Recently finished Heavy Rain because I was curious about Cage's other games. I had played Indigo Prophecy years ago and used Ross's video as a reminder of just how bad it was. But on actually playing Heavy Rain and getting pass Press X to Jason, I began to notice a few things.

The thing that stuck out the most is that it's a grounded type of Cage story, like the first half of IP that everyone likes with the murder mystery. Cage can make something compelling with Shaun being kidnapped and having only a bit of time to find him. Then on doing a few more scenes and the first few trials I was kind of amazed at the attention to detail. In the park for instance, Shaun goes back to his backpack and puts it on. All this is motion-captured and not once did the bag straps clip through his arms. The care that goes into the animations and unique environments is something I began to really appreciate. There is also a scene where Jayden and Blake go into an apartment that has so many crucifixes on the walls and I began to think how long would it take to make all those crosses, all those unique assets for a scene that lasts maybe 5 minutes.
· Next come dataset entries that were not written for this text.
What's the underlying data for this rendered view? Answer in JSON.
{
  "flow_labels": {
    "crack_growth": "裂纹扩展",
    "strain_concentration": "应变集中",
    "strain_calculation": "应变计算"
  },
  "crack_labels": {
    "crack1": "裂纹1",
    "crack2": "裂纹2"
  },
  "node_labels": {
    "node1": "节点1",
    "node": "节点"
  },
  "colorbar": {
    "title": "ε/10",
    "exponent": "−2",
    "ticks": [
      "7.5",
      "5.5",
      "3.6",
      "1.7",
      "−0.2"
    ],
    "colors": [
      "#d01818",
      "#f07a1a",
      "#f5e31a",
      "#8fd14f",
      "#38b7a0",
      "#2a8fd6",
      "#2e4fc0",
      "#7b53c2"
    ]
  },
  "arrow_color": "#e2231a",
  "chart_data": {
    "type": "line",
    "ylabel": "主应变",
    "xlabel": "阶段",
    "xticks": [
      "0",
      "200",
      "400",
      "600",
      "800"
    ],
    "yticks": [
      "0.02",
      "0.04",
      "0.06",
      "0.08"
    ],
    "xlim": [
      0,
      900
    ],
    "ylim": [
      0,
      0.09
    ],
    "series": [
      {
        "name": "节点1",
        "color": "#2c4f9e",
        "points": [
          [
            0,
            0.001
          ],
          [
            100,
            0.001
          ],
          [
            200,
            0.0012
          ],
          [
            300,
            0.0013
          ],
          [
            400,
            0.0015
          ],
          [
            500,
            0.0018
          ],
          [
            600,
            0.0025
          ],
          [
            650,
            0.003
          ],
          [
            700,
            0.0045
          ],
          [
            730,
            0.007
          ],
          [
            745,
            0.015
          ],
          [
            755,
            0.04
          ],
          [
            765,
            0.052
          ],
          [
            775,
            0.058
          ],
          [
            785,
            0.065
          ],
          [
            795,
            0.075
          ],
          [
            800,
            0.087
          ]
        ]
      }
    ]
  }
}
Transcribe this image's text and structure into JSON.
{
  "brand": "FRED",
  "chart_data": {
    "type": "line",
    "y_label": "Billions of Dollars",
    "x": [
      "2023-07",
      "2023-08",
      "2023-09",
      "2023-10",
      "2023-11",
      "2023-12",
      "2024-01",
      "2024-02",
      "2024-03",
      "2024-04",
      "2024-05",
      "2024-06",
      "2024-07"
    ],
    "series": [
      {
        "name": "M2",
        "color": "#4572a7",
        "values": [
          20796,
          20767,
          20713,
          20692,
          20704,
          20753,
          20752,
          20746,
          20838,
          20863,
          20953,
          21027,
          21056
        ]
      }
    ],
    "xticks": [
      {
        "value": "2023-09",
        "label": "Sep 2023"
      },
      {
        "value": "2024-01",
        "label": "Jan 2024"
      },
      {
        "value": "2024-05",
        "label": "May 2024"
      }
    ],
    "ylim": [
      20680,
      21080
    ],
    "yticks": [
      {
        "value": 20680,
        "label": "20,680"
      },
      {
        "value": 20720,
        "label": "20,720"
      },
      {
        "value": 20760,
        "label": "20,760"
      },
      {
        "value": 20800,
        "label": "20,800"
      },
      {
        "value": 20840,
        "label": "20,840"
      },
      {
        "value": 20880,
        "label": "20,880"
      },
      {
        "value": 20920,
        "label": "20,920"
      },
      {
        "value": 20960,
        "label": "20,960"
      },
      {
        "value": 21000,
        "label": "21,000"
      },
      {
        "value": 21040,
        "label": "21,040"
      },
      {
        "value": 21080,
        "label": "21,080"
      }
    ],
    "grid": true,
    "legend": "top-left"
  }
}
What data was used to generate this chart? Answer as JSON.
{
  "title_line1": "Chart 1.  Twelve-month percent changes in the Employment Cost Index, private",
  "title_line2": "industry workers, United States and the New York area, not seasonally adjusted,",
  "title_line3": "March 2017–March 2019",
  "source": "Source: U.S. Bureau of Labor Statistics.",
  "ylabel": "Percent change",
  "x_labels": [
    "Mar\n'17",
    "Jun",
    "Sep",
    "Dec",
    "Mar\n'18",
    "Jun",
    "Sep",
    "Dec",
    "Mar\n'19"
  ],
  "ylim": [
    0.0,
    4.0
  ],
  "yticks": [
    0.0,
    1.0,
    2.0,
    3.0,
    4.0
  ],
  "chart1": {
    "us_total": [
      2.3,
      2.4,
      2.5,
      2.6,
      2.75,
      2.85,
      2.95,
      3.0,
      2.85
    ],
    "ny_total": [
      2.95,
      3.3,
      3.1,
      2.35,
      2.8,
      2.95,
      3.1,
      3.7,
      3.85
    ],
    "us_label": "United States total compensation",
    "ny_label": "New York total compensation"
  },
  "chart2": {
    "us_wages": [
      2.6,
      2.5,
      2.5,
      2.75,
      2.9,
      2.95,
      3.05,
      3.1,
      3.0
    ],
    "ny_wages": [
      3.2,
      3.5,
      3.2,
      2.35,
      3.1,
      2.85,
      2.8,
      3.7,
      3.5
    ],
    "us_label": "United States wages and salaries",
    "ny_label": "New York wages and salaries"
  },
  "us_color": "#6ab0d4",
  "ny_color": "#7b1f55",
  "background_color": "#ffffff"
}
Cage really had aspirations for film but saw the potential for games and leveraged that in being able to create any type of asset he wanted. He had complete control over a virtual environment he created and the story of Heavy Rain keeps it grounded with a character focused drama. It just works and I think it's his best game. I haven't played Omikron. Maybe one day.

I have no desire for Beyond Human as that was just his fascination with Ellen Page and I played a bit of Detroit but didn't feel connected to the story at all. But give Heavy Rain a try, I went in with mockery and came out impressed with how much effort went into the general production of it.
Only downsides I'd say is QTEs can get a bit repetitive, there's no way to skip scenes when replaying sections and while some choices do matter, you have to replay the entire game to actually lock that choice instead of it just being a flag state and skipping to the next choice to lock. Whether Hassan dies for instance. It makes trying to get the endings rather tiresome.

Some ancient memes:

 
Last edited:
Playing Metroid prime 2 echos. Its alright but i dont remembering having to scan so much in the last game. The dark area is annoying as hell.
 
Played a quick match of World of Warships this morning. Got a kill from the grave with two torpedoes and the flooding it caused. Finally unlocked Montana too. Also been playing Halo 2 and War Thunder in my rotation recently
 
Played a quick match of World of Warships this morning. Got a kill from the grave with two torpedoes and the flooding it caused. Finally unlocked Montana too. Also been playing Halo 2 and War Thunder in my rotation recently
How is Warships nowadays ? Played it years ago and had a lot of fun, tokyo drifting and shooting torpedoes around. Still a lot of people playing, or do you get bots ? Has the grind gotten worse ?

Do I even wanna know what's going on over at War Thunder ?
 
How is Warships nowadays ? Played it years ago and had a lot of fun, tokyo drifting and shooting torpedoes around. Still a lot of people playing, or do you get bots ? Has the grind gotten worse ?

Do I even wanna know what's going on over at War Thunder ?
Warships is still fun, but I'm a old user with a lot of ships. Joining matches is quick, and you can put in a little daily to save up. Also generous with free premium time.

War thunder is fun but grindy
 
Doom 2016 on Steam deck
Pokémon Shield on Switch.

This is really my first Pokémon game I’ve gotten into on the switch and I’m enjoying it. Even though the game plays very kiddish, sometimes it’s fun to just chill on the couch and play a game you don’t have to really think much to have a good time.

My kids love Pokémon so it helps me bond with them.
 
Doom 2016 on Steam deck
Pokémon Shield on Switch.

This is really my first Pokémon game I’ve gotten into on the switch and I’m enjoying it. Even though the game plays very kiddish, sometimes it’s fun to just chill on the couch and play a game you don’t have to really think much to have a good time.

My kids love Pokémon so it helps me bond with them.
Sword & Shield are good starter games, but not so much if you've been playing since the days of Red and Blue.